Wow, that's a remarkable quote. It's incredible that they can openly state they want nothing less than ethno-supremacy while mainstream media sources are calling so many people racist for not being one-sided enough in their favor. A banal and obvious observation I know, but you usually don't hear admission of it that plainly, and that puts into perspective how incredible it is that such a narrative is safely forwarded by people who are treated like they have a monopoly on the concept of racial justice in the mainstream discourse.

It really is incredible that this is has widespread buy-in among serious people living in the west. Apparently an explicit ethnostate is something we should be aiming for and defending. Their ultimate aim is to establish explicit rules around this:

  • Establish "the right to exercise national self-determination" in Australia is "unique to the Aboriginal people."
  • Establish Aboriginal languages as Australia's official languages and downgrade English to a "special status."
  • Establish "Aboriginal settlement as a national value" and mandate that the Australian state "will labor to encourage and promote its establishment and development."

You can read more here. Imagine if something like this actually became law in a nation purporting to be a liberal democracy.

It's especially insane to me in that, if one were going to be racist against any group, Aboriginal Australians have the weakest arguments to make of maybe any ethnic group in the world. They have made virtually zero scientific, economic, cultural, sporting, artistic, political, military, domestic contributions to global culture.
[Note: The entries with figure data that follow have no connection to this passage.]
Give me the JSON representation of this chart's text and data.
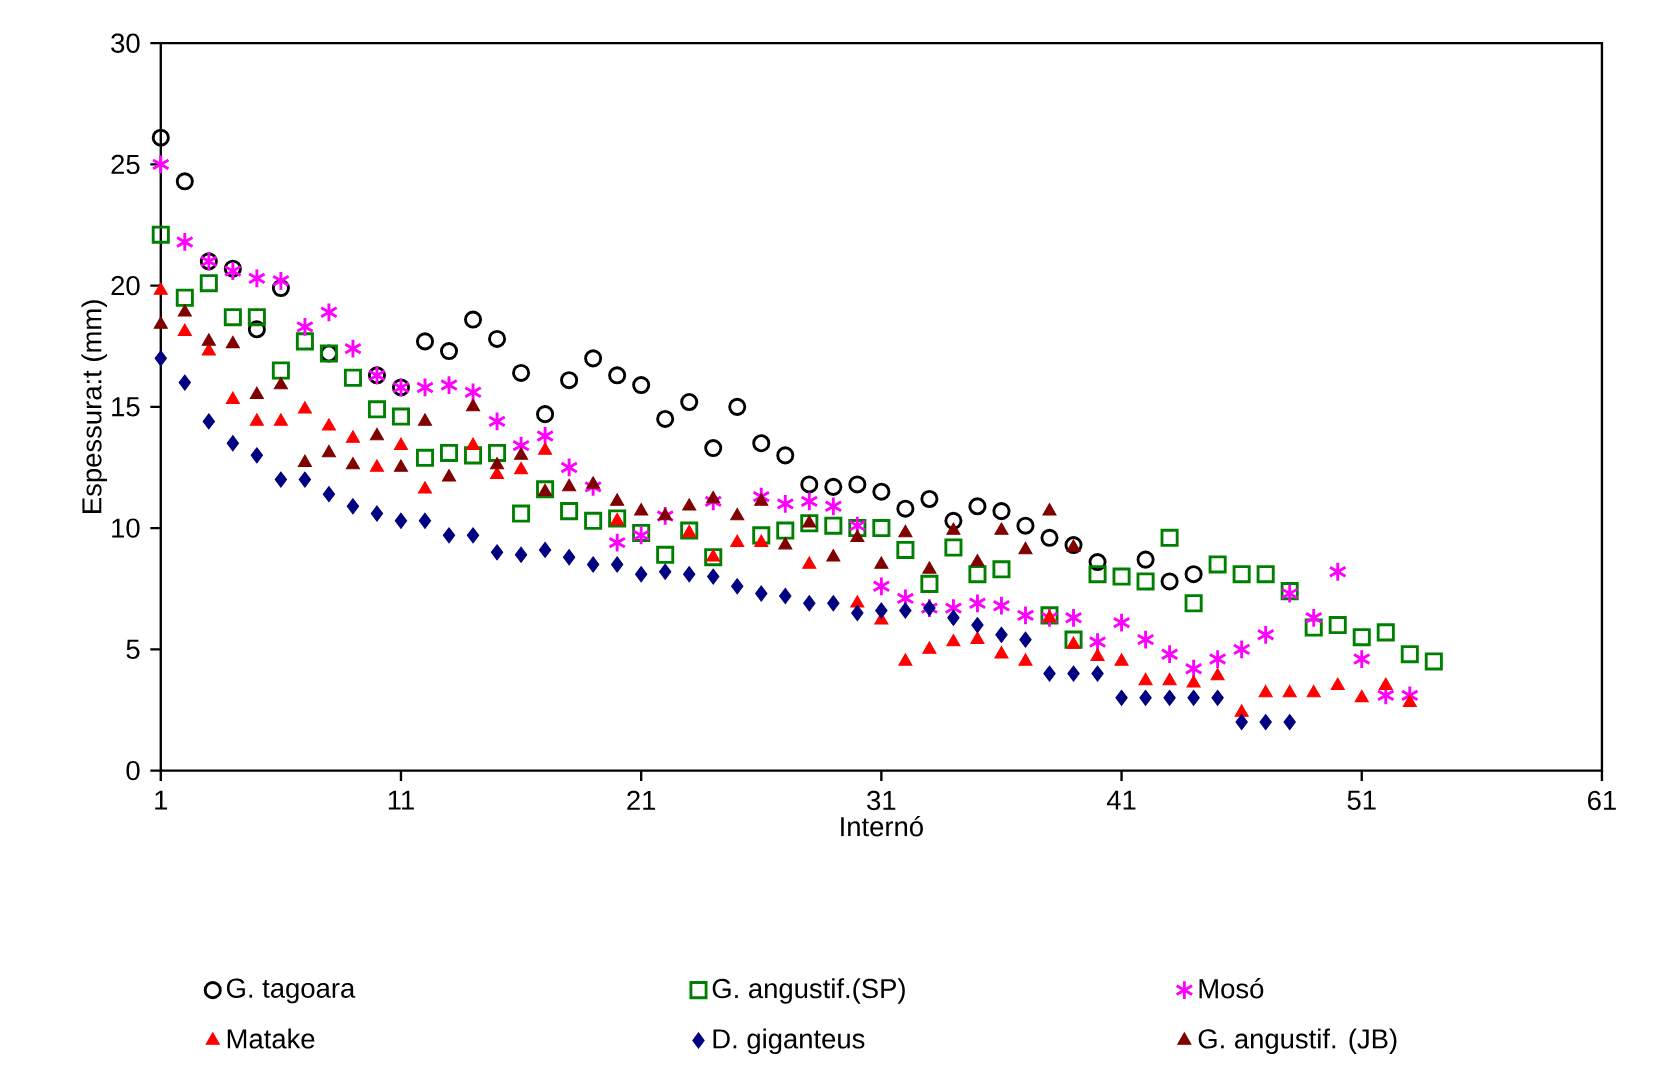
{
  "chart_data": {
    "type": "scatter",
    "xlabel": "Internó",
    "ylabel": "Espessura:t (mm)",
    "x": [
      1,
      2,
      3,
      4,
      5,
      6,
      7,
      8,
      9,
      10,
      11,
      12,
      13,
      14,
      15,
      16,
      17,
      18,
      19,
      20,
      21,
      22,
      23,
      24,
      25,
      26,
      27,
      28,
      29,
      30,
      31,
      32,
      33,
      34,
      35,
      36,
      37,
      38,
      39,
      40,
      41,
      42,
      43,
      44,
      45,
      46,
      47,
      48,
      49,
      50,
      51,
      52,
      53,
      54
    ],
    "xlim": [
      1,
      61
    ],
    "xticks": [
      1,
      11,
      21,
      31,
      41,
      51,
      61
    ],
    "ylim": [
      0,
      30
    ],
    "yticks": [
      0,
      5,
      10,
      15,
      20,
      25,
      30
    ],
    "grid": false,
    "legend": "bottom",
    "series": [
      {
        "name": "G. tagoara",
        "color": "#000000",
        "marker": "circle",
        "values": [
          26.1,
          24.3,
          21.0,
          20.7,
          18.2,
          19.9,
          null,
          17.2,
          null,
          16.3,
          15.8,
          17.7,
          17.3,
          18.6,
          17.8,
          16.4,
          14.7,
          16.1,
          17.0,
          16.3,
          15.9,
          14.5,
          15.2,
          13.3,
          15.0,
          13.5,
          13.0,
          11.8,
          11.7,
          11.8,
          11.5,
          10.8,
          11.2,
          10.3,
          10.9,
          10.7,
          10.1,
          9.6,
          9.3,
          8.6,
          null,
          8.7,
          7.8,
          8.1,
          null,
          null,
          null,
          null,
          null,
          null,
          null,
          null,
          null,
          null
        ]
      },
      {
        "name": "G. angustif.(SP)",
        "color": "#008000",
        "marker": "square",
        "values": [
          22.1,
          19.5,
          20.1,
          18.7,
          18.7,
          16.5,
          17.7,
          17.2,
          16.2,
          14.9,
          14.6,
          12.9,
          13.1,
          13.0,
          13.1,
          10.6,
          11.6,
          10.7,
          10.3,
          10.4,
          9.8,
          8.9,
          9.9,
          8.8,
          null,
          9.7,
          9.9,
          10.2,
          10.1,
          10.0,
          10.0,
          9.1,
          7.7,
          9.2,
          8.1,
          8.3,
          null,
          6.4,
          5.4,
          8.1,
          8.0,
          7.8,
          9.6,
          6.9,
          8.5,
          8.1,
          8.1,
          7.4,
          5.9,
          6.0,
          5.5,
          5.7,
          4.8,
          4.5
        ]
      },
      {
        "name": "Mosó",
        "color": "#ff00ff",
        "marker": "cross",
        "values": [
          25.0,
          21.8,
          21.0,
          20.6,
          20.3,
          20.2,
          18.3,
          18.9,
          17.4,
          16.3,
          15.8,
          15.8,
          15.9,
          15.6,
          14.4,
          13.4,
          13.8,
          12.5,
          11.7,
          9.4,
          9.7,
          10.5,
          null,
          11.1,
          null,
          11.3,
          11.0,
          11.1,
          10.9,
          10.1,
          7.6,
          7.1,
          6.7,
          6.7,
          6.9,
          6.8,
          6.4,
          6.3,
          6.3,
          5.3,
          6.1,
          5.4,
          4.8,
          4.2,
          4.6,
          5.0,
          5.6,
          7.3,
          6.3,
          8.2,
          4.6,
          3.1,
          3.1,
          null
        ]
      },
      {
        "name": "Matake",
        "color": "#ff0000",
        "marker": "triangle",
        "values": [
          19.8,
          18.1,
          17.3,
          15.3,
          14.4,
          14.4,
          14.9,
          14.2,
          13.7,
          12.5,
          13.4,
          11.6,
          null,
          13.4,
          12.2,
          12.4,
          13.2,
          null,
          null,
          10.3,
          null,
          null,
          9.8,
          8.8,
          9.4,
          9.4,
          null,
          8.5,
          null,
          6.9,
          6.2,
          4.5,
          5.0,
          5.3,
          5.4,
          4.8,
          4.5,
          6.3,
          5.2,
          4.7,
          4.5,
          3.7,
          3.7,
          3.6,
          3.9,
          2.4,
          3.2,
          3.2,
          3.2,
          3.5,
          3.0,
          3.5,
          2.8,
          null
        ]
      },
      {
        "name": "D. giganteus",
        "color": "#000080",
        "marker": "diamond",
        "values": [
          17.0,
          16.0,
          14.4,
          13.5,
          13.0,
          12.0,
          12.0,
          11.4,
          10.9,
          10.6,
          10.3,
          10.3,
          9.7,
          9.7,
          9.0,
          8.9,
          9.1,
          8.8,
          8.5,
          8.5,
          8.1,
          8.2,
          8.1,
          8.0,
          7.6,
          7.3,
          7.2,
          6.9,
          6.9,
          6.5,
          6.6,
          6.6,
          6.7,
          6.3,
          6.0,
          5.6,
          5.4,
          4.0,
          4.0,
          4.0,
          3.0,
          3.0,
          3.0,
          3.0,
          3.0,
          2.0,
          2.0,
          2.0,
          null,
          null,
          null,
          null,
          null,
          null
        ]
      },
      {
        "name": "G. angustif. (JB)",
        "color": "#800000",
        "marker": "triangle",
        "values": [
          18.4,
          18.9,
          17.7,
          17.6,
          15.5,
          15.9,
          12.7,
          13.1,
          12.6,
          13.8,
          12.5,
          14.4,
          12.1,
          15.0,
          12.6,
          13.0,
          11.5,
          11.7,
          11.8,
          11.1,
          10.7,
          10.5,
          10.9,
          11.2,
          10.5,
          11.1,
          9.3,
          10.2,
          8.8,
          9.6,
          8.5,
          9.8,
          8.3,
          9.9,
          8.6,
          9.9,
          9.1,
          10.7,
          9.2,
          null,
          null,
          null,
          null,
          null,
          null,
          null,
          null,
          null,
          null,
          null,
          null,
          null,
          null,
          null
        ]
      }
    ]
  }
}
I literally can't think of any other ethnicity, outside of super specific small groups, that I can't make a better argument for. Gypsy culture might be made up of criminals, but Django Reinhardt. We've seen the arguments against Jews and American Blacks rehashed a million times, but vast swathes of modern physics and literature and music and sport argues in their favor. Serbians can't have an independent country for thirty years without starting a war, but there's plenty of great Serbians. Even little Arab Palestine has given us the odd poet, or emigrant businessman or model.

What have Aboriginal Australians ever contributed? The digiridoo?
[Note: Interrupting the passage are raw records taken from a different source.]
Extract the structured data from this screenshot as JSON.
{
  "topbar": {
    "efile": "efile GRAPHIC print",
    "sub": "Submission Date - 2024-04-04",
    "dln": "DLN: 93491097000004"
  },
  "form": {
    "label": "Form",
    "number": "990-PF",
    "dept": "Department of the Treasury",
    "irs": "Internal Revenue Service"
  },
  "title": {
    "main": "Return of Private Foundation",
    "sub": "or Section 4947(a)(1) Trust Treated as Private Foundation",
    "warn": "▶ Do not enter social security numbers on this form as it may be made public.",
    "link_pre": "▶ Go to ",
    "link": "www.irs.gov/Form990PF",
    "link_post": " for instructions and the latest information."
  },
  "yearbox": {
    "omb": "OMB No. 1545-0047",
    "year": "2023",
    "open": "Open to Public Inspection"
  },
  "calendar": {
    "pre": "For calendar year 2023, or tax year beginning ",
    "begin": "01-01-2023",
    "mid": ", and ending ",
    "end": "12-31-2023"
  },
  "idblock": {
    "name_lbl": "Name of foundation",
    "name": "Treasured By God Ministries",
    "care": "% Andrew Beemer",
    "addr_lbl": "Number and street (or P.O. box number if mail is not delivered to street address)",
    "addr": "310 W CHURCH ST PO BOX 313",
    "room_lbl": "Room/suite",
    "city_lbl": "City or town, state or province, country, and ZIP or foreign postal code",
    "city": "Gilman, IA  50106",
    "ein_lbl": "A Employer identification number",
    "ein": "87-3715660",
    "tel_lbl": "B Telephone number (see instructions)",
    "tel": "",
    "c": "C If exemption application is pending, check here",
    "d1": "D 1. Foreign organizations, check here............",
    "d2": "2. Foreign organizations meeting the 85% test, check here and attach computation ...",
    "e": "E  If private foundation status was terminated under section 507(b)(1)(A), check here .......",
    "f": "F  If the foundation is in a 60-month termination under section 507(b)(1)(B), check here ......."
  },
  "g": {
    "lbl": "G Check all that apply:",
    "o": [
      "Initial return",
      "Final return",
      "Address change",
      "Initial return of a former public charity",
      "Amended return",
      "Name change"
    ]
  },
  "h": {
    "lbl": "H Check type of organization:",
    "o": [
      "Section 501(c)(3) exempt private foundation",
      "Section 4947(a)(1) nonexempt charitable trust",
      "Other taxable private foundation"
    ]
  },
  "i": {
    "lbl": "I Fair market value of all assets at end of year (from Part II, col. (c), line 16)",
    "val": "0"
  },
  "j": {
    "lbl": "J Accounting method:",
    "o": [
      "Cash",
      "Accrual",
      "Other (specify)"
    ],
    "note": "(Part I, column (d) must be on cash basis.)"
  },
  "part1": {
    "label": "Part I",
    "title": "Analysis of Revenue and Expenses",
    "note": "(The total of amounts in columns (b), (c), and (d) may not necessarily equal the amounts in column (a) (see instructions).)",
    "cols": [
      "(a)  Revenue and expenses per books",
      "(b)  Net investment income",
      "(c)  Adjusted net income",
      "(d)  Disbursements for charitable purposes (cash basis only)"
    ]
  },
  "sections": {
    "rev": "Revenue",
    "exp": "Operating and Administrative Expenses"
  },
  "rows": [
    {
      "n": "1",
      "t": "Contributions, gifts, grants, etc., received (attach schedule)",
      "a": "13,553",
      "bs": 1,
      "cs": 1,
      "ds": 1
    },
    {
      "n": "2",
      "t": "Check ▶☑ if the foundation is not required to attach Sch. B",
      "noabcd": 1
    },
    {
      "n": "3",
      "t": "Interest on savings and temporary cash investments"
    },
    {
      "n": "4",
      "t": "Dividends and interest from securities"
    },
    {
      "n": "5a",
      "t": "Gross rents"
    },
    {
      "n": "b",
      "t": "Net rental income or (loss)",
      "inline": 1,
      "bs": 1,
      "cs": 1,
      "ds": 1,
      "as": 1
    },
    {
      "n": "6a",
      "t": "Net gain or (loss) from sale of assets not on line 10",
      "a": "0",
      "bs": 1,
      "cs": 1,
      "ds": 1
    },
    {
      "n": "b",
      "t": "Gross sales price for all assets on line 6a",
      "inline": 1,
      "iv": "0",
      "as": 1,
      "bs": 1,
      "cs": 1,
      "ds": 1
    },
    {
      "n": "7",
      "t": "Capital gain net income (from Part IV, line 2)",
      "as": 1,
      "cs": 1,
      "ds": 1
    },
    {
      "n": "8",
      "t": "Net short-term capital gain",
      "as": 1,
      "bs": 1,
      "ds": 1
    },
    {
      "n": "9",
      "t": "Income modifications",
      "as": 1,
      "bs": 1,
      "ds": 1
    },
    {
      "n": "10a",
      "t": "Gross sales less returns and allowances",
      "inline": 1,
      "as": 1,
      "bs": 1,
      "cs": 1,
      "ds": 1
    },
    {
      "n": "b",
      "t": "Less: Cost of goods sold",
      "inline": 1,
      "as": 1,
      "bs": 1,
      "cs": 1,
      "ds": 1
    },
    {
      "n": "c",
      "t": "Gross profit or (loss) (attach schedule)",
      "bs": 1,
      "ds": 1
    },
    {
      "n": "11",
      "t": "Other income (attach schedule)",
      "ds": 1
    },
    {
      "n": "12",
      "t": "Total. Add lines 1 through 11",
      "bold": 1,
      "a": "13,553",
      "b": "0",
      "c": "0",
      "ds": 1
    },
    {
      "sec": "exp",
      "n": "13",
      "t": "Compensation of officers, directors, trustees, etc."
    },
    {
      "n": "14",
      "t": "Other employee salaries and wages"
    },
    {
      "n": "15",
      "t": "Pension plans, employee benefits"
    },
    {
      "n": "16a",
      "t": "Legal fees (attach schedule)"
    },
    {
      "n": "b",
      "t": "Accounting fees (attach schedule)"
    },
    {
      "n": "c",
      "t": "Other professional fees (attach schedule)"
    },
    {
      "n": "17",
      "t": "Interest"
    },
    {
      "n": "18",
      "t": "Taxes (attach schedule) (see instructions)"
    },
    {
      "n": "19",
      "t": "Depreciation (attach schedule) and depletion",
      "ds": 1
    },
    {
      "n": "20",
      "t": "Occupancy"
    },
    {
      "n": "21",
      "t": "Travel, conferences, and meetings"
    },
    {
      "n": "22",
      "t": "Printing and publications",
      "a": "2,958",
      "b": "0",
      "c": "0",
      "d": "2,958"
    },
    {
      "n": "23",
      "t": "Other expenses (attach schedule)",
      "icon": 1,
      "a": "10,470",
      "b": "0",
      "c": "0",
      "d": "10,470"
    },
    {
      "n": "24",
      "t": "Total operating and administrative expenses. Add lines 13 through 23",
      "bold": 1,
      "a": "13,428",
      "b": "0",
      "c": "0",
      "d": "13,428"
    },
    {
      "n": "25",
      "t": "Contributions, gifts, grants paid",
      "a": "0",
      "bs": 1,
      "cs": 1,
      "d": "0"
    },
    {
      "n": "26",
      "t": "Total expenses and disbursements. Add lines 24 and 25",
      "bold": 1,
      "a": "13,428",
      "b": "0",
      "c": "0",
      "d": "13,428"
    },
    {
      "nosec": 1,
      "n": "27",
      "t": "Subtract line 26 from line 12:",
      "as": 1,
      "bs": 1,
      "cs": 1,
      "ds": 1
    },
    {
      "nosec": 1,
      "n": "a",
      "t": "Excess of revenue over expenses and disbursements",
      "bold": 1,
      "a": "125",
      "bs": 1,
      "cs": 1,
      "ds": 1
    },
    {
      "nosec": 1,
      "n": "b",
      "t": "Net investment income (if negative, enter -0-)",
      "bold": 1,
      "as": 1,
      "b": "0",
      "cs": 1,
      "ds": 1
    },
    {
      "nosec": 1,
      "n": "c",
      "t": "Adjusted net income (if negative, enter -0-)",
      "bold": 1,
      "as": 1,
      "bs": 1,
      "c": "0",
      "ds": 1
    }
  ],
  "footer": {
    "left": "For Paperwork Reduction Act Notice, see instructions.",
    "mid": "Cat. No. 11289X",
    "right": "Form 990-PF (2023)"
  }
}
I typed out and then deleted a longer comment - something which I’ve done several times before whenever the subject of Australian Aborigines comes up. There’s nothing I can say that won’t be perceived (correctly) as cruel and dehumanizing. As far as I’m concerned, they are an actual honest-to-god Stone Age relict population. Not the blue-eyed fake Aborigines who’d be empowered by this farcical “Voice” venture, but the real ones out there in the Outback sniffing gasoline. They appear to have somehow avoided most of the evolutionary pressures which have caused nearly every other human population to develop modern human physiognomy and cognitive aptitude. I get genuinely distressed when I look at them or when I think about what Australia could possibly do about this population, and it would be beyond the bounds of tolerable behavior in this community for me to comment in any detail about what I foresee for them moving forward.

Even if you take out HBD, they live in the middle of nowhere. How can they possibly generate wealth out there? I was just in the Midwest and the rural downs out there are straight up just dead and full of zombie opiate addicts wandering downtown. I was just in Peoria, IL and I have never seen such a dead rust belt city before. And this is with white people in the US. There is no opportunity for them where they live.

Each year millions of people willingly uproot themselves to go to a different country in search of better economic wealth etc, and those who have potential manage to achieve it to varying degrees. India is extremely poor, Indian Americans are very rich, high human capital Indians when placed in an environment conducive to generating wealth do extremely well. Australian aboriginals don't, e.g. Australian aboriginals in large cities don't do paticularly well compared to the median inhabitants of those cities.